Review Summary: dodododododo kicker of elves
There are at least two reasons as to why Robert Pollard’s Bee Thousand
, as opposed to the indie community befallen after him, will appeal to the world outside it; that is, the rock fans, the metalheads and all that. Firstly, the personality he has - constricting all ideas of delicacy, modesty and politeness - thrives on a boyish attitude. 'Uncle' Bob's arrogance instigated the idiosyncratic, quirky music movements of so many to follow, so when he performs he plays up to it; he doesn't shy away from his sing alongs, he demands that [his] music will never die and - for all his stage time - he's a self-loving drunk. With a discography that just keeps on expanding (and six
releases pinned down for 2009), Robert Pollard moves from limit to limitless, more interested in being out there than writing masterpieces.

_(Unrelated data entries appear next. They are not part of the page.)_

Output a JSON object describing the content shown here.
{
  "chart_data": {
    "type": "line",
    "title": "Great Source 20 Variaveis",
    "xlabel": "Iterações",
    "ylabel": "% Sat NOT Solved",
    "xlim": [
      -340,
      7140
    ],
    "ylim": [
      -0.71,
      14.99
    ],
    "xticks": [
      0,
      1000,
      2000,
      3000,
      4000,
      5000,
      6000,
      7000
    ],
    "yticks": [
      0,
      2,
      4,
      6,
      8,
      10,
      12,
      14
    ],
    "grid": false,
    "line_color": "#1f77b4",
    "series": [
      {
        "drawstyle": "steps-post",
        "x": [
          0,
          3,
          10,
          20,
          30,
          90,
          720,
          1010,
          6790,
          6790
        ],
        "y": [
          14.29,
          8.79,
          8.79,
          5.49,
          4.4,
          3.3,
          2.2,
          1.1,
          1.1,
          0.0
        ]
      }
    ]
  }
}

Secondly is the music. Pollard is clearly a big fan of himself, but so is he equally appreciative of pop rock. On Bee Thousand it’s noticeable - his band plays an extremely dampened version of indie, with all rock 'n' roll sentiments prioritised. In fact, his first question is Are you amplified to rock?

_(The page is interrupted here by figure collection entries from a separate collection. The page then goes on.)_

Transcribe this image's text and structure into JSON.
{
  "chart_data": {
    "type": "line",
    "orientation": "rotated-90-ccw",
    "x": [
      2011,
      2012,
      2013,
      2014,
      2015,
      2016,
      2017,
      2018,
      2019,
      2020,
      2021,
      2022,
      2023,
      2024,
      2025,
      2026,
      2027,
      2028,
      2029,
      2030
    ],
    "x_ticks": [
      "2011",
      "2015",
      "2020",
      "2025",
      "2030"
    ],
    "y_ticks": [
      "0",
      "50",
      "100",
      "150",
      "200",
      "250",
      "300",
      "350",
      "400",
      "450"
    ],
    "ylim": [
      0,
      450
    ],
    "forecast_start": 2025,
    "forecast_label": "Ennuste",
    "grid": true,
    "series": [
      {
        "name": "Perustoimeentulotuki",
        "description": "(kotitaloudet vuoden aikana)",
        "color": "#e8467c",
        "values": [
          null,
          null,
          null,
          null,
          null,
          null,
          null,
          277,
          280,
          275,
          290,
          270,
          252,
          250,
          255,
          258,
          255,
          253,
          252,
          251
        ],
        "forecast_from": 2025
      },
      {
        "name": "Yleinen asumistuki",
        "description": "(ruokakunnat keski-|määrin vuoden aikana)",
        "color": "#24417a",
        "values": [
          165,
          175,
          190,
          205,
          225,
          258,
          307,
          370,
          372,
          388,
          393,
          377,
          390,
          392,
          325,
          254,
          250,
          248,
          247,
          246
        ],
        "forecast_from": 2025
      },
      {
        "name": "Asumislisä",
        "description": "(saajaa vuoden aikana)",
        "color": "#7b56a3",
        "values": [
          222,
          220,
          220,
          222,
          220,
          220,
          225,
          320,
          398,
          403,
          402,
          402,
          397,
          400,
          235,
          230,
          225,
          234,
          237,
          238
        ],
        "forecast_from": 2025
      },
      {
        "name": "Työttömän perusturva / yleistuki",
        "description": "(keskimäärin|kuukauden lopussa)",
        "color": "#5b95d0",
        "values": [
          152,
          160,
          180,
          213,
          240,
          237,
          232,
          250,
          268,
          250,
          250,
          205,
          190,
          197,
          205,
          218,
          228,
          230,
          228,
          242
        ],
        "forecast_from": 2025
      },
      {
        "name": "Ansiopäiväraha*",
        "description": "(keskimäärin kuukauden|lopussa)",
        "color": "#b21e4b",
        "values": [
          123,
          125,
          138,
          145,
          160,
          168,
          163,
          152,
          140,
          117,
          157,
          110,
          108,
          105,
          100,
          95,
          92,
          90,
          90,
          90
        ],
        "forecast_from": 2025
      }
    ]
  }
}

, asked in “Hardcore UFOs”, which is seemingly prophetic of the answer: Bee Thousand
opens and continues with raw rockers.
Pollard is also a fan of R.E.M., and ever since the Guided By Voices project began way back with Forever Since Breakfast
, he has been living the tickled fan dream to sound exactly like them. On Bee Thousand
, it seems he and Tobin Sprout find a rock ethic of their own, which is likely attributed to the hyper speed at which his tracks are played. Pollard’s attention span simply implodes which, as would later become one of Guided By Voices trademark tricks, abolishes a song as soon as it loses the tiniest hook. Catchiness is vital; songs in the one-minute region blitz through the songs biggest characteristic – the distorted, ever amplified approach to “Buzzards and Dreadful Crows”, the acoustic wilderness packed into “Yours To Keep” and “Kicker Of Elves” with its bouncy do do do hums, are all Pollard’s perfect evidence that all you need is one minute.

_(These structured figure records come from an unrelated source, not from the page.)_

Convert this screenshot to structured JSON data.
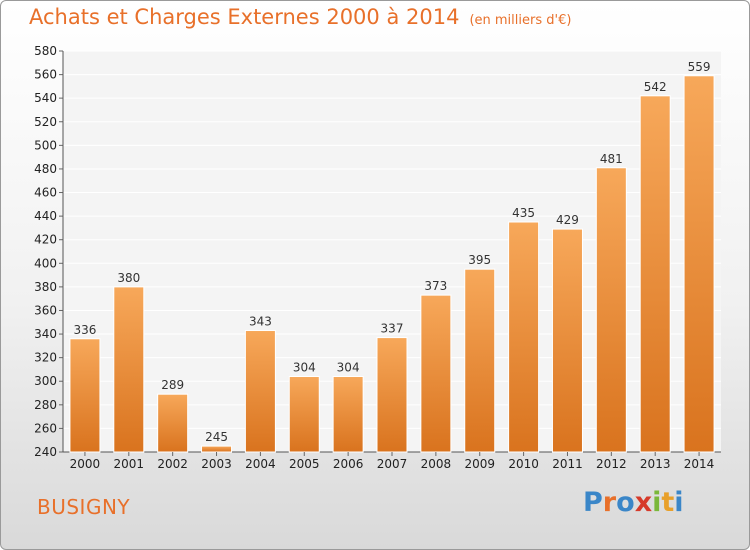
{
  "title": "Achats et Charges Externes 2000 à 2014",
  "unit": "(en milliers d'€)",
  "town": "BUSIGNY",
  "logo": {
    "letters": [
      "P",
      "r",
      "o",
      "x",
      "i",
      "t",
      "i"
    ],
    "colors": [
      "#3a86c8",
      "#e8702a",
      "#3a86c8",
      "#d63a2a",
      "#7ab83a",
      "#e8a02a",
      "#3a86c8"
    ]
  },
  "colors": {
    "accent": "#e8702a",
    "bar_top": "#f7a85a",
    "bar_bottom": "#d9731e"
  },
  "chart_data": {
    "type": "bar",
    "categories": [
      "2000",
      "2001",
      "2002",
      "2003",
      "2004",
      "2005",
      "2006",
      "2007",
      "2008",
      "2009",
      "2010",
      "2011",
      "2012",
      "2013",
      "2014"
    ],
    "values": [
      336,
      380,
      289,
      245,
      343,
      304,
      304,
      337,
      373,
      395,
      435,
      429,
      481,
      542,
      559
    ],
    "ylim": [
      240,
      580
    ],
    "yticks": [
      240,
      260,
      280,
      300,
      320,
      340,
      360,
      380,
      400,
      420,
      440,
      460,
      480,
      500,
      520,
      540,
      560,
      580
    ],
    "grid": true,
    "title": "Achats et Charges Externes 2000 à 2014",
    "xlabel": "",
    "ylabel": ""
  }
}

Whatever Pollard is singing about (which most aptly is nothing, however it often extends to experiences in his older life jobs as somehow teaching and being a father), it becomes muffled by fluctuating fuzz, which would later define the album as the lo-fi influence so many needed. Its four-track recording goes on to contribute to the comfortable, spontaneous scheme developing in Pollard’s mind, so in the longer home stretches (say, the songs that can actually change for their three minute run time) it’s hard to picture a redeveloped, freshly packaged and fixed version of Bee Thousand
– to most purists, it would demean the album. “Tractor Rape Chain” is deafening, and its quiet-loud transition may as well be planned. Similarly when “I Am A Scientist” was spring-cleaned for a greatest hits edition, its crackly surface was bid farewell to, leaving nothing but Pollard’s trebly, confident voice. “I Am A Scientist” didn’t need polishing – it was already the album’s smashing hit when it could barely be heard.
Throughout the entirety of Bee Thousand
you’ll probably miss something due to the distortion, the fuzz, the noise – whatever it is you call it. But in the same year as Pavement would be releasing Crooked Rain, Crooked Rain
, one of their many crowning accomplishments, an album far less produced and with far more heart would be plucked out of the air by the hand of Robert Pollard and accomplice Sprout. So even if “Peep-hole” is strummed by the soft rock renegade to sound as if a whisper on the wind, Bee Thousand
will appeal to anyone - under any influence - to sing along to what they can just ably hear.